I am going to strongly disagree with the statement “Therefore, from a practical point of view, sequence_items are unlikely to be overridden” (Cookbook Section UVM/Sequences/Overrides).

I am going to provide two examples of how type overrides with sequence items has been very useful for me.

While I do want to test the entire state-space of possible stimulus, I often want to narrow my stimulus for certain tests. By heavily constraining my stimulus I am actually able to hit certain scenarios. An example could only running maximum or minimum size packets for an extended duration. If I need to run a large number of these packets in a row to create a scenario, then this is unlikely to happen without additional constraints. I could do this by writing a new sequence that constructs these derived sequence items that have additional constraints, but that seems like it would be slightly more code and more files than extending a sequence_item and using a type_id_override().

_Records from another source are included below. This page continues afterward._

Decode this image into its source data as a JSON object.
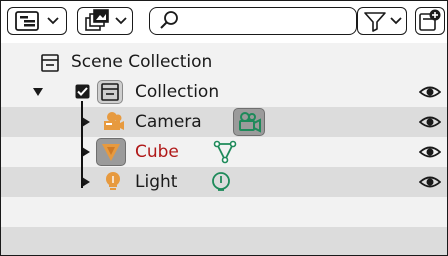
{
  "scene": {
    "label": "Scene Collection"
  },
  "collection": {
    "label": "Collection"
  },
  "objects": [
    {
      "label": "Camera",
      "color": "#1a1a1a"
    },
    {
      "label": "Cube",
      "color": "#b01818"
    },
    {
      "label": "Light",
      "color": "#1a1a1a"
    }
  ],
  "colors": {
    "row_alt": "#dcdcdc",
    "row_base": "#f2f2f2",
    "data_green": "#1e8a5a",
    "object_orange": "#e79a3f",
    "text": "#1a1a1a"
  },
  "icons": {
    "display_mode": "outliner-display-icon",
    "view_layer": "view-layer-icon",
    "search": "search-icon",
    "filter": "filter-icon",
    "new_collection": "new-collection-icon",
    "visibility": "eye-icon"
  }
}
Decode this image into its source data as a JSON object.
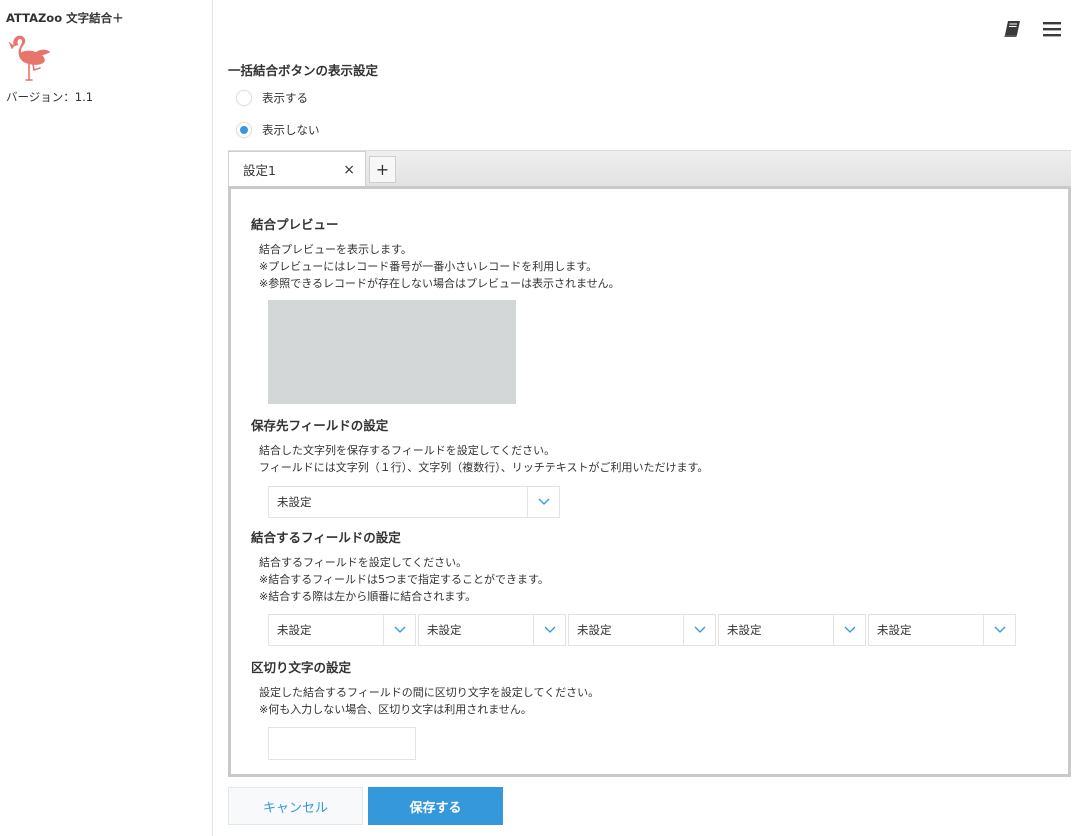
{
  "app": {
    "title": "ATTAZoo 文字結合＋",
    "version": "バージョン：1.1"
  },
  "header": {
    "icons": [
      "manual-book-icon",
      "hamburger-menu-icon"
    ]
  },
  "bulk_button": {
    "title": "一括結合ボタンの表示設定",
    "options": [
      {
        "label": "表示する",
        "checked": false
      },
      {
        "label": "表示しない",
        "checked": true
      }
    ]
  },
  "tabs": {
    "active_label": "設定1",
    "close_symbol": "×",
    "add_symbol": "+"
  },
  "preview": {
    "title": "結合プレビュー",
    "desc": [
      "結合プレビューを表示します。",
      "※プレビューにはレコード番号が一番小さいレコードを利用します。",
      "※参照できるレコードが存在しない場合はプレビューは表示されません。"
    ]
  },
  "destination": {
    "title": "保存先フィールドの設定",
    "desc": [
      "結合した文字列を保存するフィールドを設定してください。",
      "フィールドには文字列（１行）、文字列（複数行）、リッチテキストがご利用いただけます。"
    ],
    "select_value": "未設定"
  },
  "combine": {
    "title": "結合するフィールドの設定",
    "desc": [
      "結合するフィールドを設定してください。",
      "※結合するフィールドは5つまで指定することができます。",
      "※結合する際は左から順番に結合されます。"
    ],
    "selects": [
      "未設定",
      "未設定",
      "未設定",
      "未設定",
      "未設定"
    ]
  },
  "separator": {
    "title": "区切り文字の設定",
    "desc": [
      "設定した結合するフィールドの間に区切り文字を設定してください。",
      "※何も入力しない場合、区切り文字は利用されません。"
    ],
    "value": ""
  },
  "buttons": {
    "cancel": "キャンセル",
    "save": "保存する"
  },
  "colors": {
    "accent": "#3498db",
    "logo": "#e8756b"
  }
}
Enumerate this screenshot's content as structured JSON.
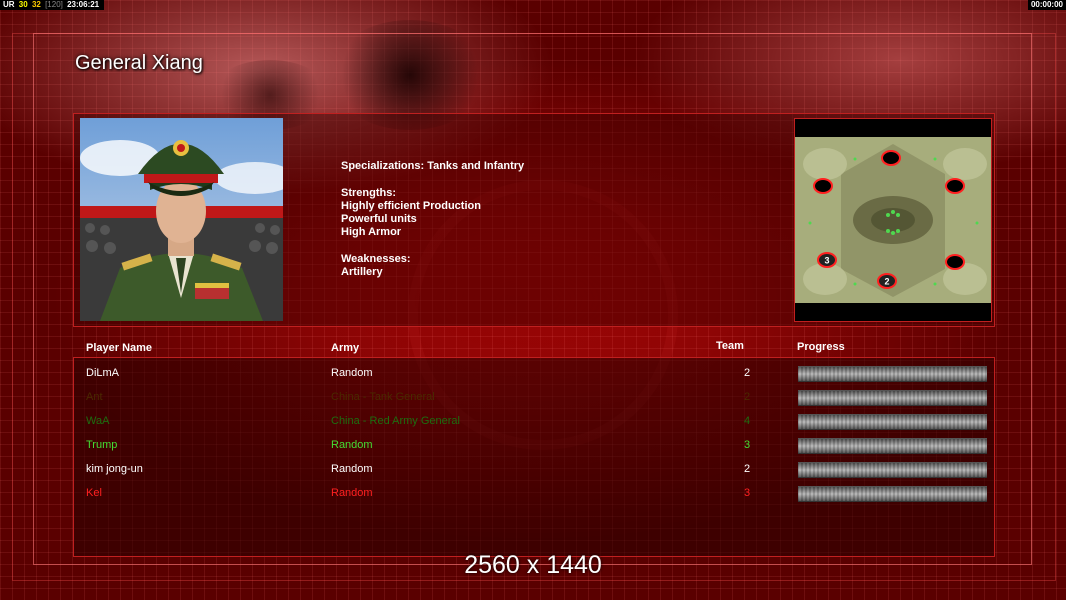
{
  "topbar": {
    "ur": "UR",
    "fps": "30",
    "fps2": "32",
    "bracket": "[120]",
    "clock": "23:06:21",
    "timer": "00:00:00"
  },
  "general": {
    "name": "General Xiang",
    "specs": [
      "Specializations: Tanks and Infantry",
      "",
      "Strengths:",
      "Highly efficient Production",
      "Powerful units",
      "High Armor",
      "",
      "Weaknesses:",
      "Artillery"
    ]
  },
  "minimap": {
    "slot_labels": [
      "3",
      "2"
    ]
  },
  "table": {
    "headers": {
      "player": "Player Name",
      "army": "Army",
      "team": "Team",
      "progress": "Progress"
    },
    "rows": [
      {
        "name": "DiLmA",
        "army": "Random",
        "team": "2",
        "color": "#ffffff",
        "progress": 1.0
      },
      {
        "name": "Ant",
        "army": "China - Tank General",
        "team": "2",
        "color": "#4a2a00",
        "progress": 1.0
      },
      {
        "name": "WaA",
        "army": "China - Red Army General",
        "team": "4",
        "color": "#1d6e10",
        "progress": 1.0
      },
      {
        "name": "Trump",
        "army": "Random",
        "team": "3",
        "color": "#44dd33",
        "progress": 1.0
      },
      {
        "name": "kim jong-un",
        "army": "Random",
        "team": "2",
        "color": "#ffffff",
        "progress": 1.0
      },
      {
        "name": "Kel",
        "army": "Random",
        "team": "3",
        "color": "#ff2020",
        "progress": 1.0
      }
    ]
  },
  "resolution_label": "2560 x 1440",
  "colors": {
    "accent": "#c02020",
    "background": "#b00808"
  }
}
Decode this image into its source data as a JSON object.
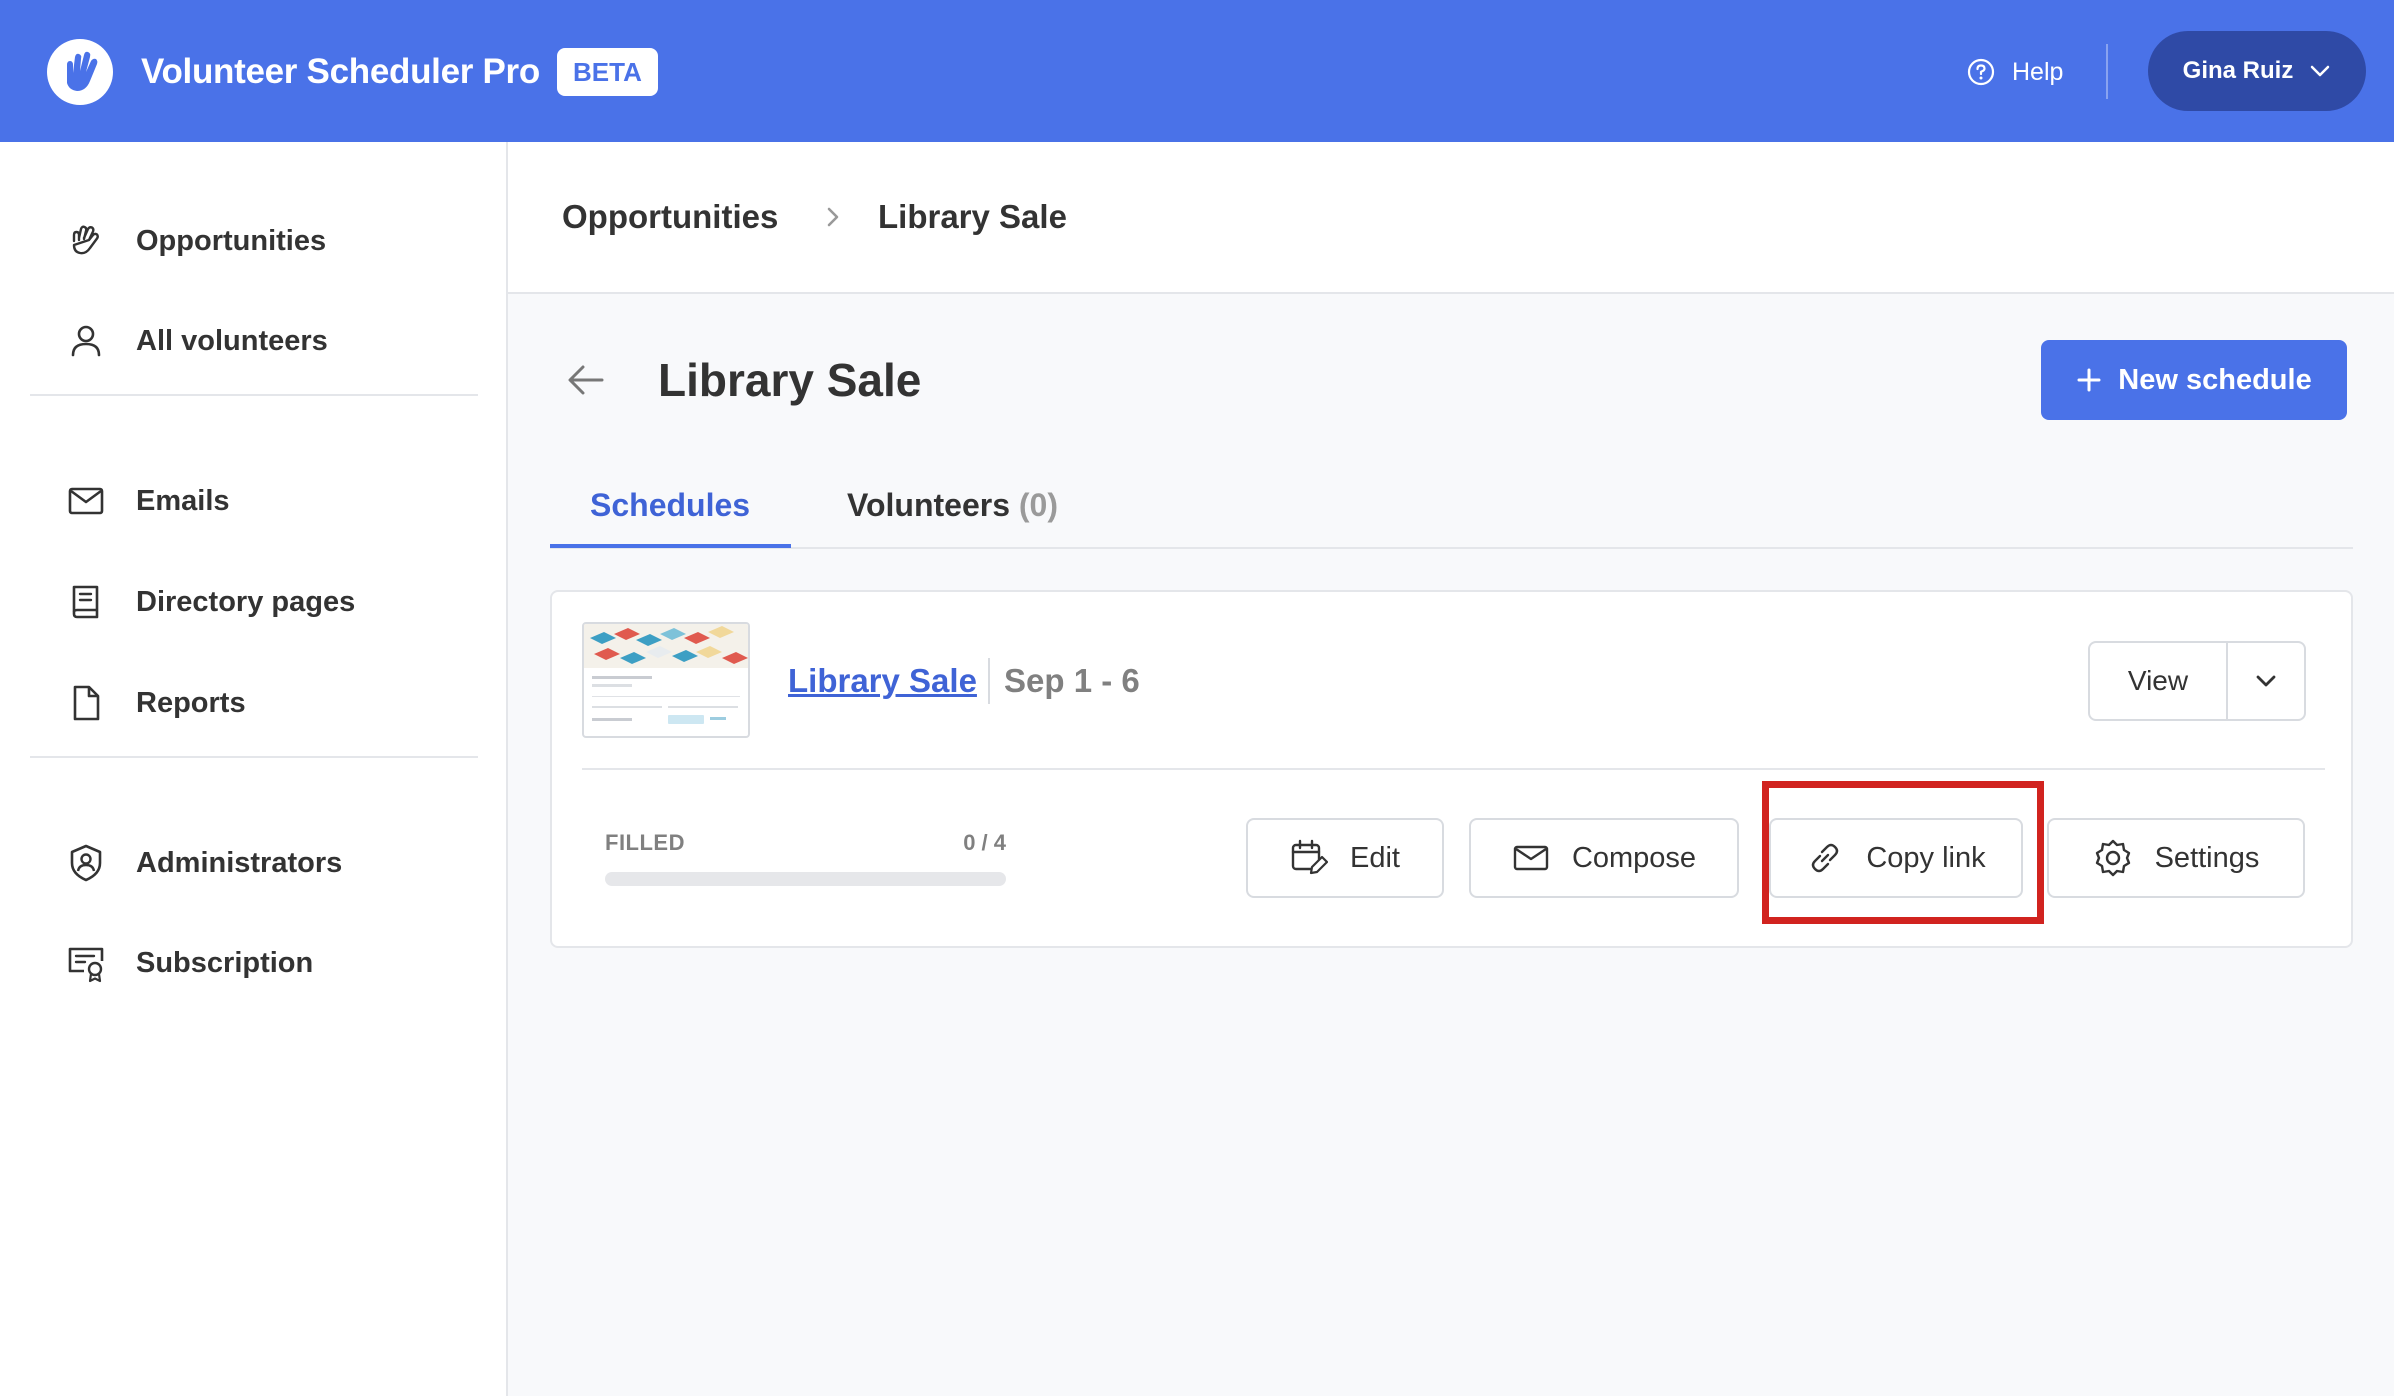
{
  "header": {
    "app_title": "Volunteer Scheduler Pro",
    "badge": "BETA",
    "help_label": "Help",
    "user_name": "Gina Ruiz"
  },
  "sidebar": {
    "items": [
      {
        "label": "Opportunities",
        "icon": "hand-icon"
      },
      {
        "label": "All volunteers",
        "icon": "user-icon"
      },
      {
        "label": "Emails",
        "icon": "envelope-icon"
      },
      {
        "label": "Directory pages",
        "icon": "book-icon"
      },
      {
        "label": "Reports",
        "icon": "document-icon"
      },
      {
        "label": "Administrators",
        "icon": "shield-user-icon"
      },
      {
        "label": "Subscription",
        "icon": "certificate-icon"
      }
    ]
  },
  "breadcrumb": {
    "parent": "Opportunities",
    "current": "Library Sale"
  },
  "page": {
    "title": "Library Sale",
    "new_schedule_label": "New schedule"
  },
  "tabs": [
    {
      "label": "Schedules",
      "active": true
    },
    {
      "label": "Volunteers",
      "count": "(0)",
      "active": false
    }
  ],
  "schedule_card": {
    "name": "Library Sale",
    "dates": "Sep 1 - 6",
    "view_label": "View",
    "filled_label": "FILLED",
    "filled_count": "0 / 4",
    "filled_fraction": 0,
    "actions": {
      "edit": "Edit",
      "compose": "Compose",
      "copy_link": "Copy link",
      "settings": "Settings"
    }
  },
  "colors": {
    "brand": "#4a72e8",
    "user_pill": "#2f4aa6",
    "highlight": "#d1231f"
  }
}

My other example is that I often find bugs and sometimes I am not responsible for fixing them. However, I still want to find other bugs while that bug is being fixed. Therefore I create a test that exhibits the bug and document it. However, I then introduce new constraints in a derived class to mask the bug and have all my other tests use type overrides to enforce these constraints. This allows me to temporarily mask known issues while I hunt for more bugs or work on adding more coverage.

In reply to James.Kolar:

I agree with your disagreement. They were probably only thinking about overrides that added new class member variables or methods. Overriding class constraints is a very common factory override for any class with random variables.